Nation-World Briefly

Shuttle launch on hold until at least Jan. 24, NASA says

CAPE CANAVERAL, Fla. — NASA on Thursday delayed the flight of space shuttle Atlantis until late January or, more likely, February to replace a suspect connector in the fuel tank. The connector is believed to be responsible for back-to-back launch postponements last month. A program manager said the mission to the international space station is off until at least Jan. 24. “Everything has to go exactly right for us to make the 24th,” he said.

Arkansas: Bus driver charged in fatal wreck

A bus driver involved in a crash that killed four people and injured more than 20 has been charged with four felony counts of negligent homicide after tests showed he had amphetamines in his system, a prosecutor said Thursday. Felix Tapia, 28, of Brownsville, Texas, posted a $50,000 bond after a brief court hearing, a prosecutor in Little Rock said. Tapia could face up to 10 years in prison on each count if convicted, he said.

Hawaii: $2.5 million discrimination award

The world’s largest military contractor will pay a record $2.5 million to a former avionics electrician who claims he was called the N-word, threatened with death and laid off after he reported racism at Lockheed Martin Corp. The settlement between Lockheed and Charles Daniels, filed in U.S. District Court on Wednesday, was the largest settlement with an individual in a racial discrimination case handled by the federal Equal Employment Opportunity Commission. Daniels said he was targeted on nearly a daily basis by co-workers while working in South Carolina, Florida, Washington and Hawaii from 1999 to 2001.

New York: Window washer’s amazing survival

Doctors say they have never seen anything like it: A window washer who fell 47 stories from the roof of a Manhattan skyscraper is now awake, talking to his family and expected to walk again. Alcides Moreno, 37, plummeted almost 500 feet in a Dec. 7 scaffolding collapse that killed his brother. Somehow, Moreno lived, and doctors at New York-Presbyterian Hospital/Weill Cornell Medical Center announced Thursday that his recovery has been astonishing.

Weapons cache triggers arrest

Police arrested a man after they found a gigantic cache of weaponry in his home and car that included 20,000 rounds of ammunition. Suwei ­Chuang, 36, was arrested Wednesday on charges of criminal weapons possession. Police in New York City said the weapons included an AR-15 assault rifle with 18 loaded magazines and a Belgium-made machine gun, along with 40 large combat knives. Some of the ammo was the armor-piercing variety. He also had four bulletproof vests and a half-dozen police-style radios.

Turkey: Smoking ban extended

Parliament approved a law Thursday extending a smoking ban in this tobacco-growing nation to all bars, restaurants and coffeehouses by mid-2009. The new law will prohibit smoking in all enclosed public areas next year. Turkey already bans smoking on buses, airplanes and large offices, and within four months, it will be prohibited in taxis, ferries, trains and some open-air locations such as stadiums and playgrounds.

South Africa: Lions eat worker

A group of lions devoured a man at the game lodge where he worked, police said Thursday. Samuel Boosen was attacked Tuesday after he entered an enclosure where eight or nine lions were being kept, superintendent Lesego Metsi said. “Only his spine and skull remained,” Metsi said. Boosen, 36, had been working at the lodge for about four years, Metsi said.
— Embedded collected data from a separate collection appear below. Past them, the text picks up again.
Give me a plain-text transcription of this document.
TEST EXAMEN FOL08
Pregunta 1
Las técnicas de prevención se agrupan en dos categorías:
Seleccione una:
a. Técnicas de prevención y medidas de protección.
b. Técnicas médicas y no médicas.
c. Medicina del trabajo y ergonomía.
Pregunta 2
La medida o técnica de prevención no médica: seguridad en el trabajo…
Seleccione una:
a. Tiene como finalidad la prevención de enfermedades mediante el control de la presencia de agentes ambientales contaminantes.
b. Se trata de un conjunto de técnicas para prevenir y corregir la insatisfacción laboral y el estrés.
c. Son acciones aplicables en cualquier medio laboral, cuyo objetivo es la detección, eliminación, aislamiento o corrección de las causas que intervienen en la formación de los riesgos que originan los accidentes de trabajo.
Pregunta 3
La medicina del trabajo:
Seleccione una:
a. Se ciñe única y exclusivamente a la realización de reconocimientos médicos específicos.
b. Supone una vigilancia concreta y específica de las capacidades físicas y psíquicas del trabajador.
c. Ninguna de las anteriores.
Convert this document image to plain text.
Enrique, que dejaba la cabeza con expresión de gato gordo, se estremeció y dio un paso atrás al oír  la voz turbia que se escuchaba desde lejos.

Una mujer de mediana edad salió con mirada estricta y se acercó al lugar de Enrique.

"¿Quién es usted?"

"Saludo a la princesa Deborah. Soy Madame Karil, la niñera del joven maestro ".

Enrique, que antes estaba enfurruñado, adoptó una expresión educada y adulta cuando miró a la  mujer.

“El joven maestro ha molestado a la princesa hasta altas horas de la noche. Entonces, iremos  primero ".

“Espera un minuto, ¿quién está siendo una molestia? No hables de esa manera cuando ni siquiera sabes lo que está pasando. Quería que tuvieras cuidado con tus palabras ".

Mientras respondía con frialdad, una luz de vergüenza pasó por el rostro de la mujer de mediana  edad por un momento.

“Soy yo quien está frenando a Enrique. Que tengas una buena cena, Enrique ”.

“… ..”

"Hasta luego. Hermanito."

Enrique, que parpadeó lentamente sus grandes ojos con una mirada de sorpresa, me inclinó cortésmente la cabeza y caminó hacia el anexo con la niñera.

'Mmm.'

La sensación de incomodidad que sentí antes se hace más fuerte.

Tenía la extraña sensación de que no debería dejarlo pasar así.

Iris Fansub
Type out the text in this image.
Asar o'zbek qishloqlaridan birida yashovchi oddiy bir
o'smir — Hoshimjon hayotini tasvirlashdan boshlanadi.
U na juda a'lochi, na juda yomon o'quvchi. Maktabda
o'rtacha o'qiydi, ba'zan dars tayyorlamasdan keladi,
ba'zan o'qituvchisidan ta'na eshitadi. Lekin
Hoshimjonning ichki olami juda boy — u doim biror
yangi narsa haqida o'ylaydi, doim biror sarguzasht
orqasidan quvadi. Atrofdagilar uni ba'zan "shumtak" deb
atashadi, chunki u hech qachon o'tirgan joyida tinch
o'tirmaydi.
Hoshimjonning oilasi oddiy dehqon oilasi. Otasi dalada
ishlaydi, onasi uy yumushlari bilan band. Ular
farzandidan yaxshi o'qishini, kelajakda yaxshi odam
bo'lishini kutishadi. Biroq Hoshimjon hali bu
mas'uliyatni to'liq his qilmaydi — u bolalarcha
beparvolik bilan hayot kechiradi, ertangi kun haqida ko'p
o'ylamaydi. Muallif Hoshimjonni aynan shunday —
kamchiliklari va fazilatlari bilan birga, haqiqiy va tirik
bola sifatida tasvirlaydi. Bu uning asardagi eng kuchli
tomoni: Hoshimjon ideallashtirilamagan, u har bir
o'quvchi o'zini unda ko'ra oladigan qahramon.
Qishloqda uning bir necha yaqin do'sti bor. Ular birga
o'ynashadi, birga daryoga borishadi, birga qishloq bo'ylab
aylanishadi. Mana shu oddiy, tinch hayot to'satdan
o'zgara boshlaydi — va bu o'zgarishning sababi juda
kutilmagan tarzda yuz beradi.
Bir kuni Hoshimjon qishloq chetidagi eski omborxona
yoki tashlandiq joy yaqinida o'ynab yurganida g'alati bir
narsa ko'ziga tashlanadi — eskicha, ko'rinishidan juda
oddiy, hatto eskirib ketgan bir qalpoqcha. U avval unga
Switzerland: One dies in chairlift failure

A chair-lift accident near the Swiss ski resort of Grindelwald killed one person and injured several others Thursday. It wasn’t immediately certain what caused several chairs carrying skiers to fall to the ground. But the official in charge of the investigation said a cable appeared to have jumped off a guide wheel at one of the chair lift’s support towers, which rise up to 46 feet from the slopes.